Chris Goode and Company: The Adventures of Wound Man and Shirley

Chris Goode and Company: The Adventures of Wound Man and Shirley

Chris Goode and Company: The Adventures of Wound Man and Shirley

The Adventures of Wound Man and Shirley, Chris Goode and Company, Battersea Arts Centre, December 2nd 2011

Wound Man is a modern-day superhero. Not too 1970s, although he does land in a suburban neighbourhood in a silver thong. Instead, he mumbles about ‘consultancy’, ‘community’, ‘sustainable engagement’, ‘empowering other people’ – that sort of thing. Gently upper class, self-deprecating, rather charming.

Wound Man (in case you were wondering how it’s pronounced, thinking of wind-up bird chronicles…) has so many weapons sticking out of him that he looks like a cross between Bill Murray and a Swiss army knife. We’re talking pain. It’s never quite clear but he seems to save others by taking the blows himself.

Chris Goode has based the character around a woodcut in a medieval surgical textbook, Hans von Gersdorff’s ‘Feldbuch der Wundartzney’. The fourteen year-old who he’s come to save is Shirley Gedanken (whose surname means ‘thoughts’ in German). So there’s some intellectual scaffolding. Internet research shows both characters also started tweeting during the show’s Edinburgh run. But I digress.

The hapless Shirley has fallen hopelessly in love with the school cross-country champion, Subway Darling (whose name evokes Petula Clark and Germolene, we’re told).

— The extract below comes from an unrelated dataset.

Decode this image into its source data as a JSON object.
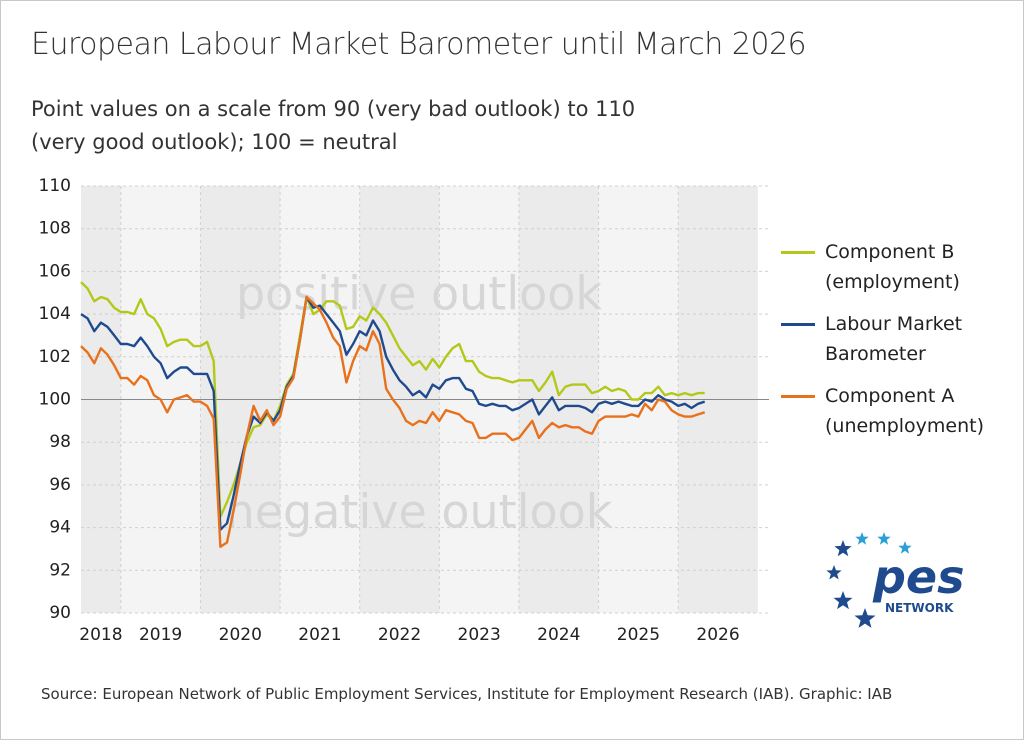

So much so that Shirley takes up running, and nearly blows up his lungs. Slicing 30 seconds off his cross-country time, he finally gets back to see what ‘the one’ looks like when tying his shoelaces (the more steamy shower scene in the changing room eludes him, however…).

The writing is strong but not immune from sentimentality in a coming-of-age monologue. We have the cheese and pineapple cocktail sticks of a children’s birthday party, the glow-in-the-dark stickers that don’t glow and the twitchy-curtain cul-de-sac shaped like a hockey stick. The indie soundtrack can be oddly jarring – perhaps intentionally – the props bag fringe familiar and the direction slightly static.

However, Chris Goode clinches it with humour. If things sometimes feel a little jaded, he then manages to get the audience conniving in the clichéd ‘clankety-clunk’ sound that Wound Man makes. And just as you were wondering why it had to be Radiohead, expectations are turned upside-down as it turns out we’re in a hilariously themed café called ‘OK Potato’. Noah’s Ark also takes on some alphabetical punch.

The Adventures of Wound Man and Shirley is a coherent and charming story, if occasionally underwhelming (perhaps this is a less fresh version of the show). However, it confronts the teenage demons with courage and authenticity.